The agreement came as 100,000 SBC workers returned to work today following a strike that began Friday. Subject to member ratification, the settlement covers workers in 13 states in SBC territory.
The settlement guarantees there will be no layoffs of employees currently on the payroll for the life of the agreement, and it calls for the rehiring of several hundred workers who had been laid off at SBC Southwest and SBC Midwest (former Southwestern Bell and Ameritech).
The agreement also allows union employees "to perform jobs of the future that are considered an extension of traditional telephone work, while other jobs in emerging technologies will be at competitive wage and benefit levels," SBC said in a news release. The guarantee will not apply to new employees.
"CWA and SBC agreed to work together to bring back tech support jobs from overseas when the current outsourcing agreement with Accenture expires," the union said.
The agreement also provides for average base wage increases of 2.3 percent a year for five years and lump sums averaging $300 a year. Employees won't have to make monthly payments for their health insurance, but they will have to make co-payments for drugs, doctor visits, emergency room services and other charges.
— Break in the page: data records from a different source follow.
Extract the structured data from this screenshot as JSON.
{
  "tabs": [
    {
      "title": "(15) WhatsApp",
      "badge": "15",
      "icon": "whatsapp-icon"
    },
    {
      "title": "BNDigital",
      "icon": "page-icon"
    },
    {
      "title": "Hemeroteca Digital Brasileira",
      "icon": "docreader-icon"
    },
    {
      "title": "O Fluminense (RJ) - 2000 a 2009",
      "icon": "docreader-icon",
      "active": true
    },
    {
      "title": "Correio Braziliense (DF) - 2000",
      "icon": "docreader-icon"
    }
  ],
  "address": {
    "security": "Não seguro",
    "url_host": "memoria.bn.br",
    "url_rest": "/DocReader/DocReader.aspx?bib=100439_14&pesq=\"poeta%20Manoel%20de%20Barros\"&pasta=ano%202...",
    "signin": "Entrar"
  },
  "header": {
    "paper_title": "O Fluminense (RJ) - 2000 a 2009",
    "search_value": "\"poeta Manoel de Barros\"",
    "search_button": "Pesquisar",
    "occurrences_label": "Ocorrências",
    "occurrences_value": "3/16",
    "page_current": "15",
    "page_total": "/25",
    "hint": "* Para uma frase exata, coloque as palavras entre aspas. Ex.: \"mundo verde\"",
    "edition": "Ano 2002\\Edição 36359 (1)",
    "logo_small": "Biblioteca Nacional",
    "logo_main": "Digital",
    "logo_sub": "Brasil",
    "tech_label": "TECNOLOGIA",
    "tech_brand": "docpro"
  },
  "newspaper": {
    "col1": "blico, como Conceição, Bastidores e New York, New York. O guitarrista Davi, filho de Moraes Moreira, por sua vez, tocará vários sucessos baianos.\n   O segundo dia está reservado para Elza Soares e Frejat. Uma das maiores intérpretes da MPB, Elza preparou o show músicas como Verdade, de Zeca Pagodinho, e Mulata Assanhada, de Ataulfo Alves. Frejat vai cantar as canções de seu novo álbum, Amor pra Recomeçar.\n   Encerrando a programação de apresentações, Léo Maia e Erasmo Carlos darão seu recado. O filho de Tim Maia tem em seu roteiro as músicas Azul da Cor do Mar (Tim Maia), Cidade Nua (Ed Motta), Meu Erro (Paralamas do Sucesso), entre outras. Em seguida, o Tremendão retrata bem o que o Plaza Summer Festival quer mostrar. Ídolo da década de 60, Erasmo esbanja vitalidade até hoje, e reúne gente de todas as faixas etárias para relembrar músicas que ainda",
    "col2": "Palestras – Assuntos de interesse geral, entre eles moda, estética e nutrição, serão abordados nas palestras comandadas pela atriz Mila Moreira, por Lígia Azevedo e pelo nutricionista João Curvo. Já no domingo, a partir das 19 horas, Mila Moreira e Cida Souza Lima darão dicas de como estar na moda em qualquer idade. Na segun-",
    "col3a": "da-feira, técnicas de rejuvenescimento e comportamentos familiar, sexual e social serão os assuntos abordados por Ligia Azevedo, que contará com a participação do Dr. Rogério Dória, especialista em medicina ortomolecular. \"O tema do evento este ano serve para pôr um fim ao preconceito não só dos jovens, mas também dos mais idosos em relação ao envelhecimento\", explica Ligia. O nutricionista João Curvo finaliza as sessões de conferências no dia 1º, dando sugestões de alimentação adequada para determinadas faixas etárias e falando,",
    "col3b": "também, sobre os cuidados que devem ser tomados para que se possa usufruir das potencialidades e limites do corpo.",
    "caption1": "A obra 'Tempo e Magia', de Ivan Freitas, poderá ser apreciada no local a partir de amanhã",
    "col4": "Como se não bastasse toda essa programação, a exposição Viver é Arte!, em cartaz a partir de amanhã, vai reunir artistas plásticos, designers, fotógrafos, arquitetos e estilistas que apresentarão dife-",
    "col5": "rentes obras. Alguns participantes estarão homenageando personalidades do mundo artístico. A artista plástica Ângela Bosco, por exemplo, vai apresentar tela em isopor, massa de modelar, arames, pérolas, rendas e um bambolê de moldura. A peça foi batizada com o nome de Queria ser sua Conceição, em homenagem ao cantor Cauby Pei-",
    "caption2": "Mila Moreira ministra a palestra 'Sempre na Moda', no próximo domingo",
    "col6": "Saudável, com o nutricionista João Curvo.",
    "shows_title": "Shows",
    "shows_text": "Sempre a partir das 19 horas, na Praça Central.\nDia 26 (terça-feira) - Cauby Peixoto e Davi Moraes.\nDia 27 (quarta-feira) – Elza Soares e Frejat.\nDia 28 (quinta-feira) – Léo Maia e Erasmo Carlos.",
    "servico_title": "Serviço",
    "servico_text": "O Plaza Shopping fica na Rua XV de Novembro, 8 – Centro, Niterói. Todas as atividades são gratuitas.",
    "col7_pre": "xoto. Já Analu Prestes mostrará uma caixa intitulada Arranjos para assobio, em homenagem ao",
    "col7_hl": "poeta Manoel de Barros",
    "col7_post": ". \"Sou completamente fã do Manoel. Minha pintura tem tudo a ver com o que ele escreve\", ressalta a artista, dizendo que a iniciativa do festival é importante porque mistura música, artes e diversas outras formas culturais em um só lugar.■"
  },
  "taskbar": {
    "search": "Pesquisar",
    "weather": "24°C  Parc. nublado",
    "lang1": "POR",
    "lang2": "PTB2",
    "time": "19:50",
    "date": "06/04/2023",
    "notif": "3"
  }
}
San Antonio-based SBC Communications is the nation's second-largest local phone company. It also operates in Arkansas, Oklahoma, Texas, Connecticut, California, Nevada, Illinois, Indiana, Michigan, Ohio and Wisconsin.
Apart from weather related incidents in the Midwest, SBC reported no serious network or service-related problems connected with the strike, which ended at midnight Monday.
The agreement is subject to ratification by the union membership, details of which will be announced soon, SBC said.